CA FORT-DE-FRANCE (ch. civ.), 11 mai 2012
CERCLAB - DOCUMENT N° 4085
CA FORT-DE-FRANCE (ch. civ.), 11 mai 2012 : RG n° 10/00456
Publication : Jurica
Extrait : « Il résulte clairement de l’ensemble des pièces soumises à la cour que si pour l’équilibre financier de l’opération projetée par M. X., le produit de la vente de son domicile était une condition du financement de l’achat d’un autre bien immobilier, qui au besoin aurait pu être inséré dans les conditions suspensives de l’acte d’achat, la condition inverse n’a jamais été rendue opposable à Mme Y.-Z., ni posée comme telle à l’agence immobilière. Les actes sont clairs, et accessibles à tout bon père de famille en faisant une lecture normalement attentive, sans ambiguïté, ni possibilité de se méprendre sur leur portée et leur régime juridique.

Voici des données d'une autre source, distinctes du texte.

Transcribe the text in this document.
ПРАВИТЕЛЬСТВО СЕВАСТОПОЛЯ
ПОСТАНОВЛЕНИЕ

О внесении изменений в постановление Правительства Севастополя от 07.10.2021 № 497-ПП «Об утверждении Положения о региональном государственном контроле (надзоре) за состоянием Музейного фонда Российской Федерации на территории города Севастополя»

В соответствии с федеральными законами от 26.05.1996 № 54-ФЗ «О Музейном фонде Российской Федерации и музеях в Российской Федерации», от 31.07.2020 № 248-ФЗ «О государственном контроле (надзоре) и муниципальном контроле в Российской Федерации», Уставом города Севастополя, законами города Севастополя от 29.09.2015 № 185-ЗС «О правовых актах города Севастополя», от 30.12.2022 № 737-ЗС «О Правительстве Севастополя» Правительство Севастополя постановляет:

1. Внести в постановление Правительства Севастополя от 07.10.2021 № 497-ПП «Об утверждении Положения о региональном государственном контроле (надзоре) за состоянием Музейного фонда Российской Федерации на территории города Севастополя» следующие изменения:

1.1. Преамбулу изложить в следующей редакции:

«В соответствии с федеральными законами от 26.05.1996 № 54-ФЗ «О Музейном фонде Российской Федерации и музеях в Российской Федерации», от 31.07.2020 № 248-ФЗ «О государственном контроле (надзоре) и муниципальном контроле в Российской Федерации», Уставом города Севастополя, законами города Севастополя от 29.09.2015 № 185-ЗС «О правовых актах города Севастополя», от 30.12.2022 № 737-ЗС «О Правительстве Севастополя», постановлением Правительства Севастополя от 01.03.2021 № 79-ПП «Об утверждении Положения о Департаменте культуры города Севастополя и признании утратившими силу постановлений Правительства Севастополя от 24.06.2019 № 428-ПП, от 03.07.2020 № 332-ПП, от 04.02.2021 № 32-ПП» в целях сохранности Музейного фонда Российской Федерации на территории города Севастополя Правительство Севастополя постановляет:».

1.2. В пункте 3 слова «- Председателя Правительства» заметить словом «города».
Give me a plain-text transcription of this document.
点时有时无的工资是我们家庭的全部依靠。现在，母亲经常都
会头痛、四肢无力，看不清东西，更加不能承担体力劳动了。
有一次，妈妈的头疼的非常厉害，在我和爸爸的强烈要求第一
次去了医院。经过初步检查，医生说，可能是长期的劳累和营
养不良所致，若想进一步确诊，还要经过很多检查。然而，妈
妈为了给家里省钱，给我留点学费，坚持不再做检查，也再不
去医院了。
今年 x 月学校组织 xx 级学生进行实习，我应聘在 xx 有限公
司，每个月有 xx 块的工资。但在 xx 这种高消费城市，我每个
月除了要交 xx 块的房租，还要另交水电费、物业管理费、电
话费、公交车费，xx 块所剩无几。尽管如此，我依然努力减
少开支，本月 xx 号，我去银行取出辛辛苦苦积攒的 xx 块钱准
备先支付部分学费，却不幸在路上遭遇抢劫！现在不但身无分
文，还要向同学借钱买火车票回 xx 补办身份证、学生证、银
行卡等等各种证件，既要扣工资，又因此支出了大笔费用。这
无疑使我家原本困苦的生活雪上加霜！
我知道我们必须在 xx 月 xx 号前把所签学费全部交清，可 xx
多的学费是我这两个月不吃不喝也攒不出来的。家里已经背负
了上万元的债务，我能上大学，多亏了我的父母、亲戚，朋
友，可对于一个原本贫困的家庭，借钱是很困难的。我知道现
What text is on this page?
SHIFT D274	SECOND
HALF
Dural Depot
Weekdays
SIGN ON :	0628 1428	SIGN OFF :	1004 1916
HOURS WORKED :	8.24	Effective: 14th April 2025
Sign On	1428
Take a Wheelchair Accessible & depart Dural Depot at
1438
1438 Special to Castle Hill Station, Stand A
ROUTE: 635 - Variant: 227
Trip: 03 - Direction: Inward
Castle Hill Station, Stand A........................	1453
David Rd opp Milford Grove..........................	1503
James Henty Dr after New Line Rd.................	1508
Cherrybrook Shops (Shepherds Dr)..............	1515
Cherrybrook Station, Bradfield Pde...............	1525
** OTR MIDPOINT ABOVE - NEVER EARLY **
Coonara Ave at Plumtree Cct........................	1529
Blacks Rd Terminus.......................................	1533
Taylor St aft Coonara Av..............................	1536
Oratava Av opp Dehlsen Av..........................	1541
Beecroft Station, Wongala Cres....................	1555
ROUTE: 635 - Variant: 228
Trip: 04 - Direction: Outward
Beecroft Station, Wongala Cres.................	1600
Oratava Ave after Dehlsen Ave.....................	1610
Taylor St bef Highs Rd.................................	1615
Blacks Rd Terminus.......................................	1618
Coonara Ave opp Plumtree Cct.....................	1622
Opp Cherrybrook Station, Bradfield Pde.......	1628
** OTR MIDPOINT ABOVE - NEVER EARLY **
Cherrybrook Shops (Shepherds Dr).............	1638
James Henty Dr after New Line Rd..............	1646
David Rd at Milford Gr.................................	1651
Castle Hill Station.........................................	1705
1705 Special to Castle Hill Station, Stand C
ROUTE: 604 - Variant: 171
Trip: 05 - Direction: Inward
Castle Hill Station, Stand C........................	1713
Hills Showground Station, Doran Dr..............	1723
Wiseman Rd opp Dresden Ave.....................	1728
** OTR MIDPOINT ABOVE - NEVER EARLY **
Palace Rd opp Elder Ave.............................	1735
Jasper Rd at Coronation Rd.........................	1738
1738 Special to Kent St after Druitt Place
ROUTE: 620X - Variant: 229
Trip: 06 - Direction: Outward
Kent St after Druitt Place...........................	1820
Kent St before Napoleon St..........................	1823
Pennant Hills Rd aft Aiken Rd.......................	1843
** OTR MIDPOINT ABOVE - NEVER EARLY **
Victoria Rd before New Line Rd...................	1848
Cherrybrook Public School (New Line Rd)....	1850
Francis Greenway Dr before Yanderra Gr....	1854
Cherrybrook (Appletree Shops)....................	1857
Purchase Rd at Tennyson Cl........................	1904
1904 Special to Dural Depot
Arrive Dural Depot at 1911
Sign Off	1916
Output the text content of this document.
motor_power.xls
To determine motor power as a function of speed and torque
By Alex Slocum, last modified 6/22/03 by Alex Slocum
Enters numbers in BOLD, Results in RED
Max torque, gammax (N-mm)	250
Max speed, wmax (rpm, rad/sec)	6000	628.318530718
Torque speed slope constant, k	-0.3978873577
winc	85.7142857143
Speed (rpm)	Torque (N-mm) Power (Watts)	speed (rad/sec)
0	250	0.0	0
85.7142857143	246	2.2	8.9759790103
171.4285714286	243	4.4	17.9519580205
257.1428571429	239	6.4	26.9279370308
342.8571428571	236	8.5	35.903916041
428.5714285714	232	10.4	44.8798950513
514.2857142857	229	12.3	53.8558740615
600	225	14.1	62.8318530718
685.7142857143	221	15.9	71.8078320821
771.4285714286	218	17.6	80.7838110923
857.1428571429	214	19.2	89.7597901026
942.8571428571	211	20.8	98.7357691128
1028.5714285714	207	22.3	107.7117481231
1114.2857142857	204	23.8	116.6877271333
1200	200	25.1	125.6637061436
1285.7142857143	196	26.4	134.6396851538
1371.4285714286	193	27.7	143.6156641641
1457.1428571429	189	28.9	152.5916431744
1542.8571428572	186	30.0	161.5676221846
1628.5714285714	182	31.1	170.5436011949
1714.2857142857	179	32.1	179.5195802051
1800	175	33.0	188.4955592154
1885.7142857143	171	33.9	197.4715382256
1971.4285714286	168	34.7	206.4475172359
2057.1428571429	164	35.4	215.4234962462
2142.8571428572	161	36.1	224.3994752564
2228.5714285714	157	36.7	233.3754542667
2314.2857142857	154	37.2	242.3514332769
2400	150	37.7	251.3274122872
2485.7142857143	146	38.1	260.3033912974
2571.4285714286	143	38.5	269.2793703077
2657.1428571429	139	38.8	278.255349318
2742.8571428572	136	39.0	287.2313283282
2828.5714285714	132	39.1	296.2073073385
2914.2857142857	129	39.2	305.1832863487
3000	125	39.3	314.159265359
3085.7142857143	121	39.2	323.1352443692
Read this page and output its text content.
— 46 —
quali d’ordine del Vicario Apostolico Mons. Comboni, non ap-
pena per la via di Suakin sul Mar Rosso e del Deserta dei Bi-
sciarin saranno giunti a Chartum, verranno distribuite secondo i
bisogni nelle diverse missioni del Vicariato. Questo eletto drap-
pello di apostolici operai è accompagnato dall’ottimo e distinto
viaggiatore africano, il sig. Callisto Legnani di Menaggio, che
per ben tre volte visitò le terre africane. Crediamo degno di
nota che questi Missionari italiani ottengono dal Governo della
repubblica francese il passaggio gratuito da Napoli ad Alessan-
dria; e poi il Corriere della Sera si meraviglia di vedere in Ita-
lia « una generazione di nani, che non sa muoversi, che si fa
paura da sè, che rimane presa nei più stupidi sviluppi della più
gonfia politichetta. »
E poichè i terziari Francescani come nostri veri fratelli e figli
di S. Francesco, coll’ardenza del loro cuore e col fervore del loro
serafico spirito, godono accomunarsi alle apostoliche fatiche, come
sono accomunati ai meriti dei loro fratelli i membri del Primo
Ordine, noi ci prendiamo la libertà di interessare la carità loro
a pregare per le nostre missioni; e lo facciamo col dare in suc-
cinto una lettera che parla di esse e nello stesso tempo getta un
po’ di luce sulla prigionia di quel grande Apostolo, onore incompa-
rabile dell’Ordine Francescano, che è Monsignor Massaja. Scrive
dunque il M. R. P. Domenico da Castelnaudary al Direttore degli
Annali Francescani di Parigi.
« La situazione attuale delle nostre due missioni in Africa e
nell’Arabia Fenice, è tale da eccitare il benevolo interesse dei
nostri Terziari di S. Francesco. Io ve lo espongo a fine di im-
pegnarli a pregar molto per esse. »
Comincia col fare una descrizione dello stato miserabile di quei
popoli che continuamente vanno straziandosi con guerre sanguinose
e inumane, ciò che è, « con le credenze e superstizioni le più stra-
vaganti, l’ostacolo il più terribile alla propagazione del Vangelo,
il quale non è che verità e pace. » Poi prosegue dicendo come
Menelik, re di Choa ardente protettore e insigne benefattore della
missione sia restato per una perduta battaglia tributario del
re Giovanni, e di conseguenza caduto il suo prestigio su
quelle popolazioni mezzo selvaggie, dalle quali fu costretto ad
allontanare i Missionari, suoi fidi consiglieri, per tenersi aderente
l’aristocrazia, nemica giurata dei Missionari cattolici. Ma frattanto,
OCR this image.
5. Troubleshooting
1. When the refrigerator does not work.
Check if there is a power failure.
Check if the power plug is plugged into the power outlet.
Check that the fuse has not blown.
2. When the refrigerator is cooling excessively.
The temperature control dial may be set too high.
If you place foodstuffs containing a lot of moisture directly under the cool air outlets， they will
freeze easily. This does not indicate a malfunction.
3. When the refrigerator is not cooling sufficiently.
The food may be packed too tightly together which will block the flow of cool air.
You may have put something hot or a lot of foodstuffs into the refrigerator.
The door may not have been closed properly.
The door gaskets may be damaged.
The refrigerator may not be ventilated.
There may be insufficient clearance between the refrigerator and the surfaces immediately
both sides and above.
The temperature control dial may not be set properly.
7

Les clauses prévoyant respectivement une commission de 20.000 € pour le démarcheur et 59.000 € à titre de clause pénale ne sont ni disproportionnées ni déséquilibrées au détriment d’une partie. En outre, M. X. ne démontre pas qu’il ait exigé de l’agence immobilière qu’elle organise l’indivisibilité des conventions, ni que l’agence s’y soit engagée à son égard. Le mandat de vente précise uniquement que la maison proposée à Mme Y. sera libre fin décembre 2007 ; une fois les conditions suspensives de la promesse de vente réalisées il a été signifié à M. X. qu’il ne pouvait plus différer la signature de l’acte authentique qu’il avait lui-même fixée au plus tard au 31 décembre 2007 ; il a néanmoins réussi à la reporter par 3 fois, le dernier rendez-vous ayant été fixé par ses soins au 25 février 2008 à 16 h., pour raisons « professionnelles indépendantes de sa volonté », sans aucune référence à l’échec de l’autre opération et il y a fait défaut.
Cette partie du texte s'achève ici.